Greek Leader Cozies Up to Putin Amid Possible Bank Run
Greece cozies up to Russia, and the European Central Bank tries to stem a run on Greek banks.
The financial crisis in Greece is going from bad to worse.
As desperate Greek citizens withdrew one billion euros, or $1.1 billion, from banks Friday, the European Central Bank announced during an emergency meeting that it would increase the amount of money banks there can borrow. It’s a blatant attempt to stop a run on Greek banks ahead of a July 1 deadline to pay the IMF $1.8 billion it owes as part of a $270 billion bailout package.
It’s also a sign of declining confidence in the ability of Greek Prime Minister Alexis Tsipras and European Union leaders to reach a deal for Greece to pay what it owes. Tsipras insists Greece has the money to pay its debt, but won’t do so until Europe agrees to lessens austerity demands, including reforms to the bloated Greek pension system.
The unspecified amount of money loaned to Greece by the ECB is meant to hold banks over until Monday night, when European leaders hold an emergency meeting to address the Greek crisis. Talks between European finance ministers and Tsipras on Thursday went nowhere, raising the possibility Greece could leave the eurozone.
As the ECB extended yet another financial lifeline to Greece, Tsipras was in Moscow, where he met with Russian President Vladimir Putin. Speaking at the St. Petersburg Economic Forum, the prime minister blasted his European monetary partners for their austerity demands.
“The EU should pursue its own path. The EU should go back to its initial principles of solidarity and social justice.
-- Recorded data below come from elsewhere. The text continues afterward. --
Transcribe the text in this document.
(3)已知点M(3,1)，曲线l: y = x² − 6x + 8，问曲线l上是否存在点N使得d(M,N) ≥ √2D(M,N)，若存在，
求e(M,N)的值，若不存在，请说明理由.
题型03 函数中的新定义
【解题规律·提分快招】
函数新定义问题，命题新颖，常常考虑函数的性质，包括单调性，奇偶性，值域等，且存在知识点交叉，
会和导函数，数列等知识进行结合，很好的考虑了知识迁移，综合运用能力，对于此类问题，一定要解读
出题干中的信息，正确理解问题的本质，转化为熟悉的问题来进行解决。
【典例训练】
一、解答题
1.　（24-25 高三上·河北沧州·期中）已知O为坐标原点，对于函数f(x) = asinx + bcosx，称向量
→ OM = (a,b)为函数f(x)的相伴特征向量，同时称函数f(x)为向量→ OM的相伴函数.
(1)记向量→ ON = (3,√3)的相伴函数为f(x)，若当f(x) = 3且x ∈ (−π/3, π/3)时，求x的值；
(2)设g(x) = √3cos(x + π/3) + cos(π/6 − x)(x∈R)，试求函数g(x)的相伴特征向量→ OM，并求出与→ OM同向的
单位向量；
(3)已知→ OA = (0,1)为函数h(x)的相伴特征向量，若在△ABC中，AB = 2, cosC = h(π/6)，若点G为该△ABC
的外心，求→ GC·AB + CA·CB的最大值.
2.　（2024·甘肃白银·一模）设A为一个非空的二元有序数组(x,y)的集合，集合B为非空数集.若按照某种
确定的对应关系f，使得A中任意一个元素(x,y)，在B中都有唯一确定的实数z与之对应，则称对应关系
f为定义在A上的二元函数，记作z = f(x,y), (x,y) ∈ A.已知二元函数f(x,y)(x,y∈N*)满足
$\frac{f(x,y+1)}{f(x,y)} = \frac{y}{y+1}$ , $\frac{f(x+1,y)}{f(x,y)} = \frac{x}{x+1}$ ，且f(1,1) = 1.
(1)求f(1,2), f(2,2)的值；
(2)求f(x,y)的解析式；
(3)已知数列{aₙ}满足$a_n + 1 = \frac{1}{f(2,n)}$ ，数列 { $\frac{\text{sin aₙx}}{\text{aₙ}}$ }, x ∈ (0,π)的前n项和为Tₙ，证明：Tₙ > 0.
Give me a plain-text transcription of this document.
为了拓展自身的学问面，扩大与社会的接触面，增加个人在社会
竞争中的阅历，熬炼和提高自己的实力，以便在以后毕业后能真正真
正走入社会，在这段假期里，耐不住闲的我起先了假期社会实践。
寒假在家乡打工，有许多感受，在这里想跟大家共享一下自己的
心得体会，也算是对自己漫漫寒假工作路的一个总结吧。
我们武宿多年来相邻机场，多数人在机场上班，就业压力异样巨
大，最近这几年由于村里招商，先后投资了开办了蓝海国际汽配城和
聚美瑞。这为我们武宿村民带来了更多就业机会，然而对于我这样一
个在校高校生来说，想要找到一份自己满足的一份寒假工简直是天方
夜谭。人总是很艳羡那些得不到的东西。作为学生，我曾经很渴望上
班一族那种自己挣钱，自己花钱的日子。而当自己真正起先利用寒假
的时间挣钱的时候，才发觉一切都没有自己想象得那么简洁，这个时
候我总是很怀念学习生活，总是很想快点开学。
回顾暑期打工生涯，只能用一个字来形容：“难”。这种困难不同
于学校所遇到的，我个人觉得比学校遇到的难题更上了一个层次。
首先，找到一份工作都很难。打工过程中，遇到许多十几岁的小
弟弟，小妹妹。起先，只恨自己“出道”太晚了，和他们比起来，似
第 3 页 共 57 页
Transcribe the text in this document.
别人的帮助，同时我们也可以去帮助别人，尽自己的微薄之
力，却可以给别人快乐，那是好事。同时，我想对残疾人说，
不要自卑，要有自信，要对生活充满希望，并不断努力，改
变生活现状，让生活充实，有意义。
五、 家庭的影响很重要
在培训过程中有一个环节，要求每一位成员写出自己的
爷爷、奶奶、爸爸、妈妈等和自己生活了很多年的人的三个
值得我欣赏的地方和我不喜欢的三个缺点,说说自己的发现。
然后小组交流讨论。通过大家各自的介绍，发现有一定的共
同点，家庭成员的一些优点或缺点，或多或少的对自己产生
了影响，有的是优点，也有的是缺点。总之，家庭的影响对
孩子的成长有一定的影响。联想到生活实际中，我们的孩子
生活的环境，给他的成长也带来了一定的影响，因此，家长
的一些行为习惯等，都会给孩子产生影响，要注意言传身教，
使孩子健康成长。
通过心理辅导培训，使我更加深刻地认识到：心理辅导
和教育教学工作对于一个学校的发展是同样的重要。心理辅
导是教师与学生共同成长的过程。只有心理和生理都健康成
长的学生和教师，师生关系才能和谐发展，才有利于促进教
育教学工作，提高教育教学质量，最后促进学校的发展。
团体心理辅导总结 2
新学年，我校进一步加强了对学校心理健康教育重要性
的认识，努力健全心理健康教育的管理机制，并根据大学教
Ensuring strict economic measures will lead us nowhere,” Tsipras said.
“The so-called problem of Greece is the problem of the whole European Union,” he added.
The comments came amid speculation that Russia could come to Greece’s rescue, potentially pulling an American ally and EU member state more firmly into Moscow’s orbit. Russian Deputy Prime Minister Arkady Dvorkovich said his country was considering giving Tsipras the money to pay back the IMF. Russian officials also announced Greece had signed an agreement for Gazprom, Russia’s state-owned energy giant, to build a pipeline in the Mediterranean nation.
“The most important things for us are investment projects and trade with Greece,” Dvorkovich said. “If financial support is required, we will consider this question.”
For now, though, Europe’s primary concern is to stem the Greek bank run and the ensuing chaos it would cause. The last time Europe experienced a run on banks was in 2007 after the collapse of Lehman Brothers. In England, customers queued up outside branches of Northern Rock after it had to ask the Bank of England for a loan to cover its losses.
However, the ECB loan might not be enough to stop Greeks from panicking.
“The ECB is in a very tricky position: Its ability to prevent a bank run is limited as this depends heavily on political negotiations between Greece and other Euro member states,” Mujtaba Rahman, head of the Eurasia Group’s European practice, told FP.
Rahman added that in order to stop a run, the Greek government would have to agree to capital controls to keep money in the country. But as Tsipras has repeatedly proven, he’s in no mood to cooperate with the rest of Europe.